People are the pivot

''There are organizations even within the UN system that do not have people in their DNA''

Climate change will potentially affect a wide range of sustainable development issues - health, food security, employment, incomes and livelihoods, gender equality, education, housing, poverty and mobility - either directly or indirectly, the agencies say in their paper.

To make the transition to a greener world and a more resilient people, basic human development needs will have to be addressed to make them less vulnerable and inform the choices they make, which will affect the path of the country’s economy.
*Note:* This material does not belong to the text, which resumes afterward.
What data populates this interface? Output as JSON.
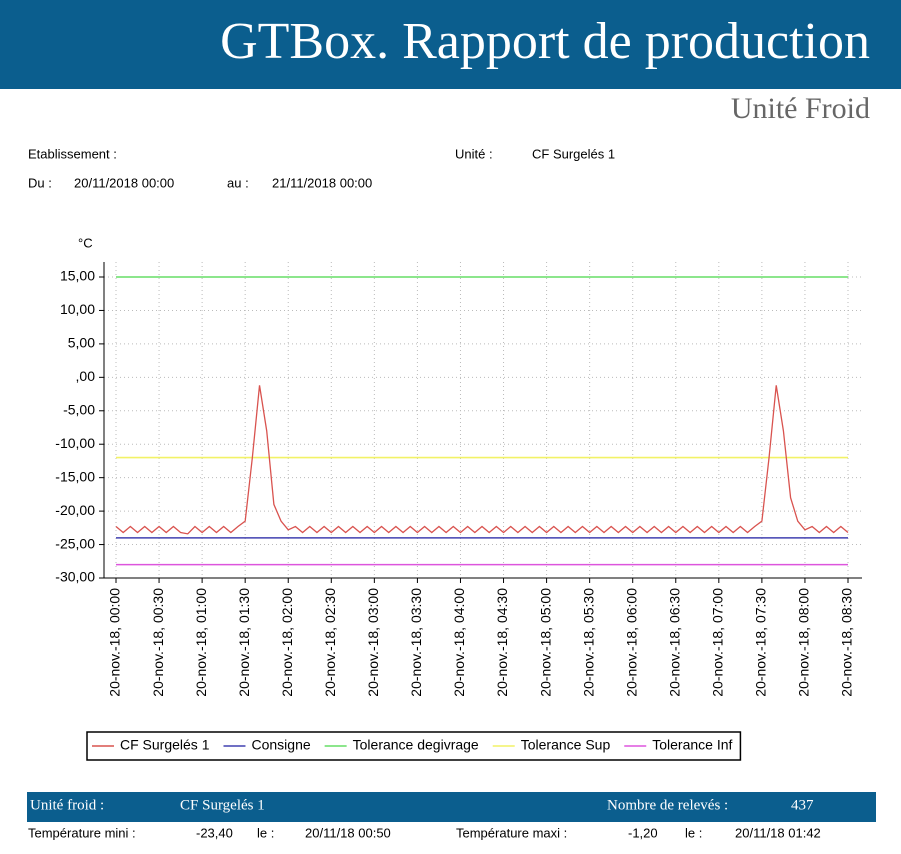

Where and how people live, their access to basic services - health, water and education, employment opportunities, social protection, good governance - determines their vulnerability to risks from natural hazards such as floods, which are expected to become more intense as the world becomes warmer.

Choices such as driving a vehicle or using public transport, consuming more meat or adopting a vegetarian diet, choosing to have many children, a few, or none, the construction of large or small homes will shape the path of the country’s economy.

Next steps

To integrate social dimensions into climate change policies, the task team suggests six steps.

1) Conduct social impact assessments at each step of any programme involving communities.

2) Promote inter/ministerial policy dialogue. Ministries often work in silos and neglect to address the complexities of climate impacts that cut across sectors.

3) Identify research gaps to understand people’s behaviour, choice, vulnerability and consumption patterns.

4) Ensure safeguards to protect the vulnerable when fashioning climate solutions. For instance, when countries switch from dependence on energy produced by coal-based plants to renewable energy, they should ensure coal-miners have alternative sources of income.

5) Invest in human capital: To empower people both as agents of change and to make them resilient policies need to build skills.

6) Make money available to do this at the country level. There are countries that are already taking steps towards greening development. South Africa, one of the most carbon-intensive economies in the world, announced at this side event a plan for a green economy that could create jobs to address its high unemployment rate, in which at least 4.4 million people are extremely vulnerable.